The following post is yet another example of Dr. Anne Steinemann’s brilliant and tireless efforts to provide the science necessary to document the dangers associated with the widespread and ever-increasing use of fragranced products. In my film, Fragrance-Free Workplaces, chemist Jeff May, who heads May Indoor Air Investigations and serves on the Board of Directors of the Chemical Sensitivity Foundation, also addresses the issue of toxic chemicals in essential oils.

 

 Air Quality, Atmosphere & Health, pp 1–6, online publication 08 August 2018

 

Neda Nematollahi, 1, 2; Spas D. Kolev, 2; Anne Steinemann, 1, 3, 4.

 

1  Department of Infrastructure Engineering, Melbourne School of Engineering, The University of Melbourne, Parkville, Australia

2  School of Chemistry, The University of Melbourne, Parkville, Australia

3.  College of Science and Engineering, James Cook University, Townsville, Australia

4.  Climate, Atmospheric Sciences, and Physical Oceanography, Scripps Institution of Oceanography, University of California, San Diego, La Jolla, USA.

 

Abstract

Essential oils, widely used in society, emit numerous volatile organic compounds (VOCs). Some of these VOCs are considered as potentially hazardous under federal regulations. However, essential oils are exempt from disclosure of their ingredients on their label. Thus, the public may lack information on emissions and potential hazards from essential oils. This study examined VOCs emitted from a range of commercial essential oils, including tea tree oils, lavender oils, eucalyptus oils, and other individual oils and mixtures of oils.
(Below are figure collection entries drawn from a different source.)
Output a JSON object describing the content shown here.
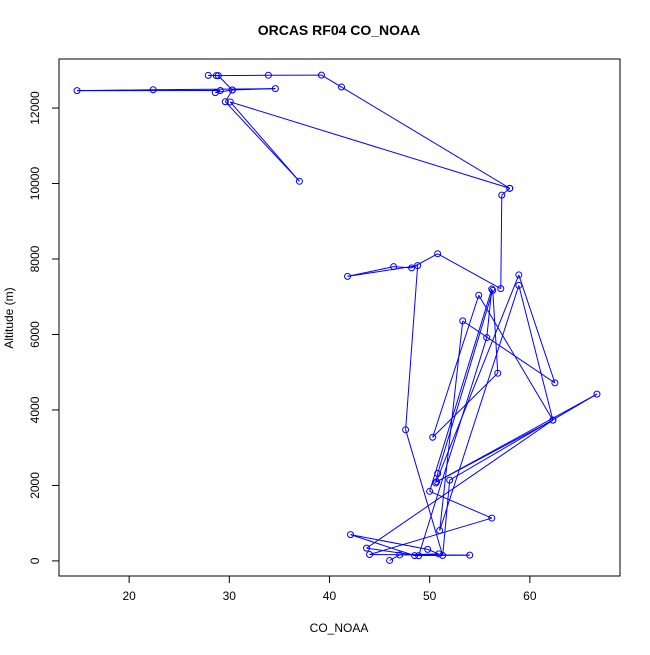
{
  "chart_data": {
    "type": "line",
    "title": "ORCAS RF04 CO_NOAA",
    "xlabel": "CO_NOAA",
    "ylabel": "Altitude (m)",
    "xlim": [
      13,
      69
    ],
    "ylim": [
      -400,
      13300
    ],
    "xticks": [
      20,
      30,
      40,
      50,
      60
    ],
    "yticks": [
      0,
      2000,
      4000,
      6000,
      8000,
      10000,
      12000
    ],
    "grid": false,
    "legend": "none",
    "series": [
      {
        "color": "#0000ff",
        "marker": "open-circle",
        "points": [
          [
            46.0,
            12
          ],
          [
            47.0,
            158
          ],
          [
            50.9,
            185
          ],
          [
            49.8,
            306
          ],
          [
            42.1,
            697
          ],
          [
            48.5,
            140
          ],
          [
            54.0,
            153
          ],
          [
            44.0,
            169
          ],
          [
            56.2,
            1135
          ],
          [
            50.0,
            1844
          ],
          [
            56.2,
            7204
          ],
          [
            55.7,
            5918
          ],
          [
            48.9,
            137
          ],
          [
            43.7,
            338
          ],
          [
            62.3,
            3730
          ],
          [
            58.9,
            7300
          ],
          [
            51.0,
            805
          ],
          [
            53.3,
            6360
          ],
          [
            62.5,
            4717
          ],
          [
            58.9,
            7578
          ],
          [
            50.6,
            2063
          ],
          [
            50.8,
            2315
          ],
          [
            56.3,
            7168
          ],
          [
            56.8,
            4974
          ],
          [
            50.3,
            3276
          ],
          [
            54.9,
            7039
          ],
          [
            62.3,
            3730
          ],
          [
            50.7,
            2097
          ],
          [
            66.7,
            4420
          ],
          [
            52.0,
            2141
          ],
          [
            51.3,
            144
          ],
          [
            47.6,
            3474
          ],
          [
            48.8,
            7825
          ],
          [
            41.8,
            7540
          ],
          [
            46.4,
            7797
          ],
          [
            48.2,
            7765
          ],
          [
            50.8,
            8138
          ],
          [
            57.1,
            7215
          ],
          [
            57.2,
            9693
          ],
          [
            58.0,
            9873
          ],
          [
            30.1,
            12162
          ],
          [
            37.0,
            10059
          ],
          [
            29.6,
            12168
          ],
          [
            30.3,
            12480
          ],
          [
            34.6,
            12514
          ],
          [
            22.4,
            12485
          ],
          [
            14.8,
            12461
          ],
          [
            29.1,
            12464
          ],
          [
            28.6,
            12409
          ],
          [
            30.3,
            12478
          ],
          [
            28.9,
            12859
          ],
          [
            27.9,
            12865
          ],
          [
            28.7,
            12858
          ],
          [
            33.9,
            12871
          ],
          [
            39.2,
            12873
          ],
          [
            41.2,
            12557
          ],
          [
            58.0,
            9873
          ]
        ]
      }
    ]
  }
}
Using headspace gas chromatography/mass spectrometry (GC/MS), the study analyzed 24 commercial essential oils, including 12 with claims of being “natural” or related terms, such as organic, 100% pure, or plant-based. Results identified 595 VOCs emitted from the 24 essential oils, representing 188 different VOCs. The most common VOCs emitted were alpha-pinene, limonene, acetone, linalool, alpha-phellandrene, beta-myrcene, and camphene. Among the 589 VOCs identified, 124 VOCs, representing 33 different VOCs, are classified as potentially hazardous. All natural and regular essential oils emitted one or more potentially hazardous VOCs, such as acetaldehyde, acetone, and ethanol. Toluene was also found in 50% of essential oils. Moreover, for the prevalent VOCs classified as potentially hazardous, no significant difference was found between regular and natural essential oils. This study provides insights and information about emissions of commercial essential oils that can be useful for public awareness and risk reduction.